My eyes never left here form as time dragged on. What else was there to do? Stand, go find a spot amongst the rubble and sleep, then wake and journey back home all alone. To leave only destruction behind. A bitter, empty victory. Rest whispered to me, only to be shoved aside.

Why did I care so much?

This thought haunted me. Asked me what compelled me to care for Valencia. To give a damn about a person who had brought harm to me and mine. Had hated me for who I was. Tried to trod me under her boot. Questioned why I did not walk away now that she was gone from this world.

For all her evil, she had done good. Ishila lived because of her. My enemies lay broken only because she had chosen to aid me. The destruction of all that was mine at their hands had been waylaid by her might.
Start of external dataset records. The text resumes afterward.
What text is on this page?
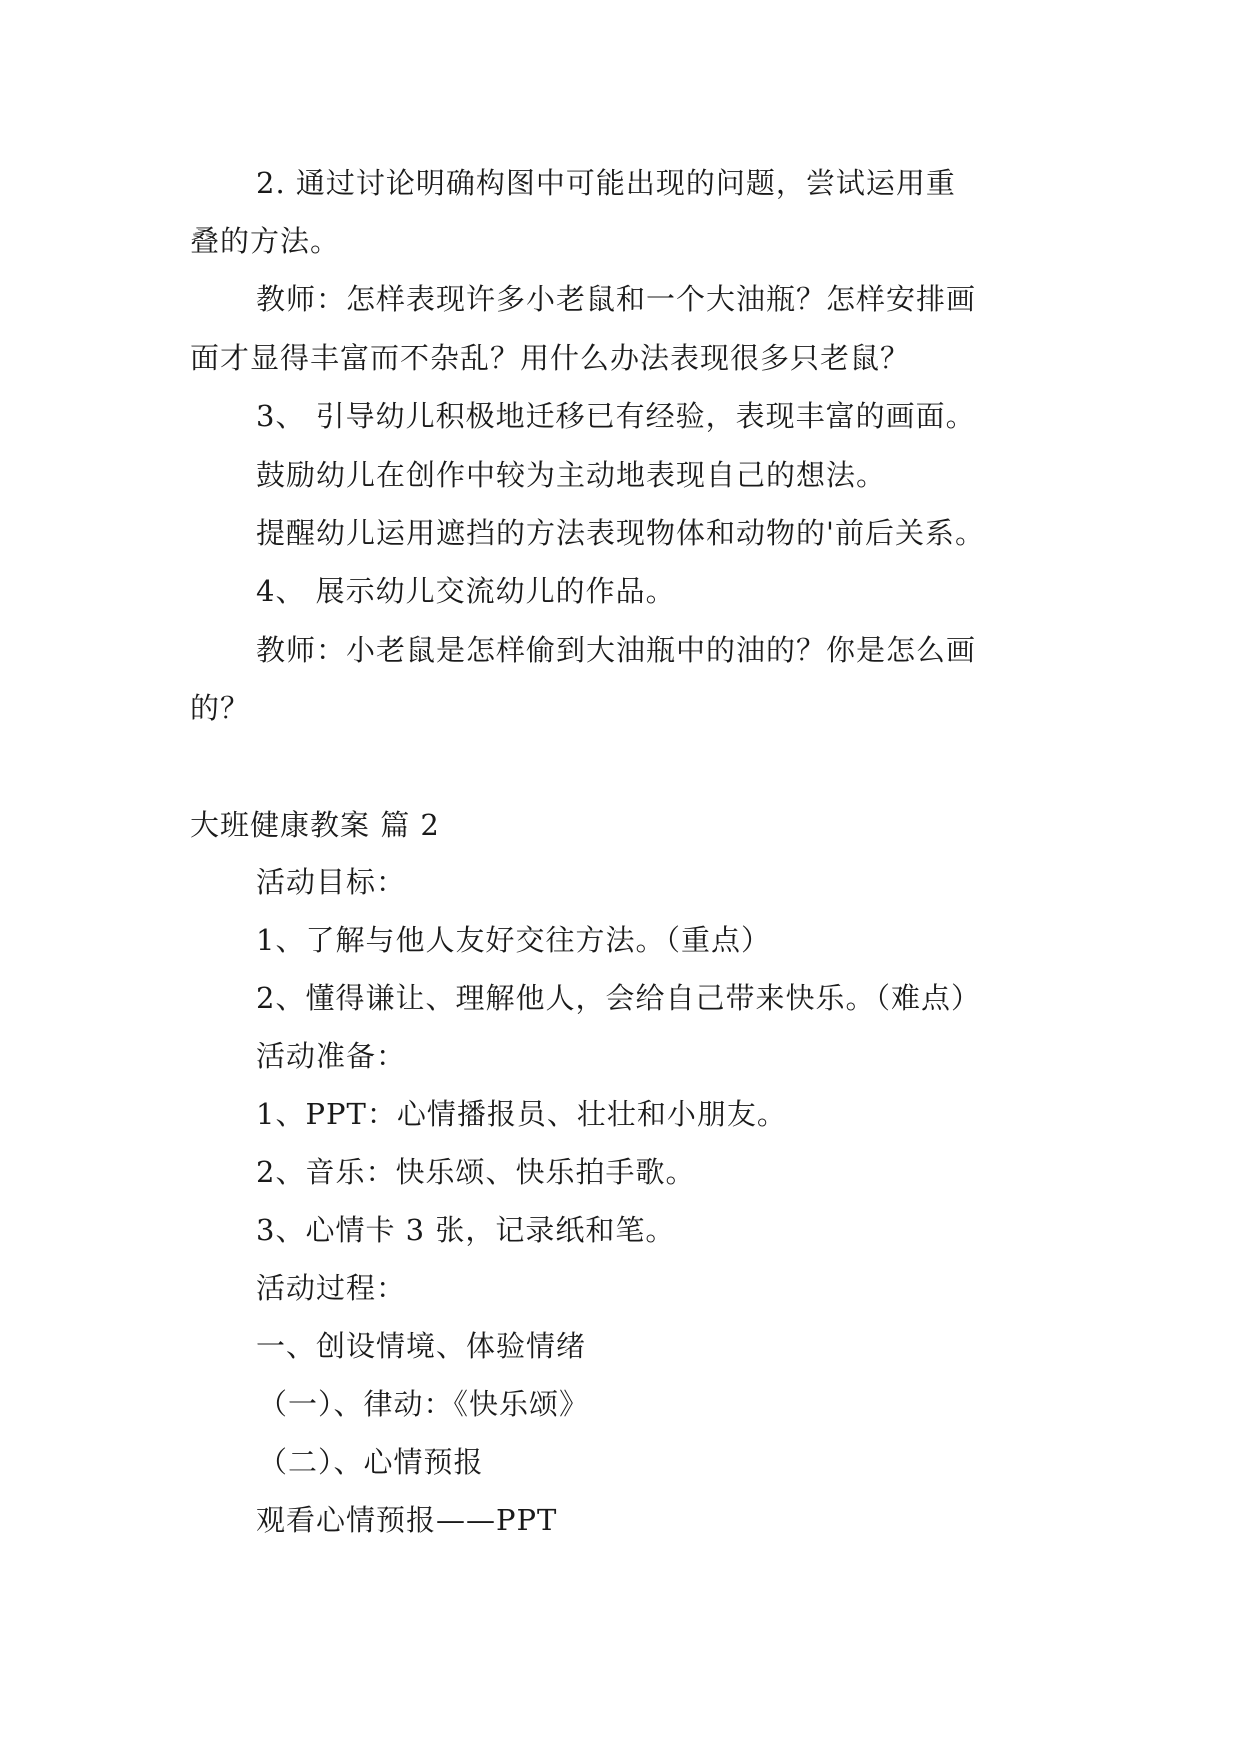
2. 通过讨论明确构图中可能出现的问题，尝试运用重
叠的方法。
教师：怎样表现许多小老鼠和一个大油瓶？怎样安排画
面才显得丰富而不杂乱？用什么办法表现很多只老鼠？
3、 引导幼儿积极地迁移已有经验，表现丰富的画面。
鼓励幼儿在创作中较为主动地表现自己的想法。
提醒幼儿运用遮挡的方法表现物体和动物的'前后关系。
4、 展示幼儿交流幼儿的作品。
教师：小老鼠是怎样偷到大油瓶中的油的？你是怎么画
的？
大班健康教案 篇 2
活动目标：
1、了解与他人友好交往方法。（重点）
2、懂得谦让、理解他人，会给自己带来快乐。（难点）
活动准备：
1、PPT：心情播报员、壮壮和小朋友。
2、音乐：快乐颂、快乐拍手歌。
3、心情卡 3 张，记录纸和笔。
活动过程：
一、创设情境、体验情绪
（一）、律动：《快乐颂》
（二）、心情预报
观看心情预报——PPT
Two voices raged inside me.

One cycnical part of me spoke to celebrate a great evil being felled now that she had passed. The other grieved for a light snuffed out without finding peace. To never have known hope.

I let them rage within me as I waited for something, anything.

Denial turned to anger. Rage at this world, at these Gods. For how they had let her suffer. Cast her aside and never acknowledged her. But at the same time, there was a bitter part in me that spoke of other things.

Gods needed not acknowledge anyone. They were far above this world, unbound by any mortal rules or laws. All here was created in their image. I had seen that if they chose to, they could snuff out anyone in an instant. But they chose to watch from afar, reward those they saw fit.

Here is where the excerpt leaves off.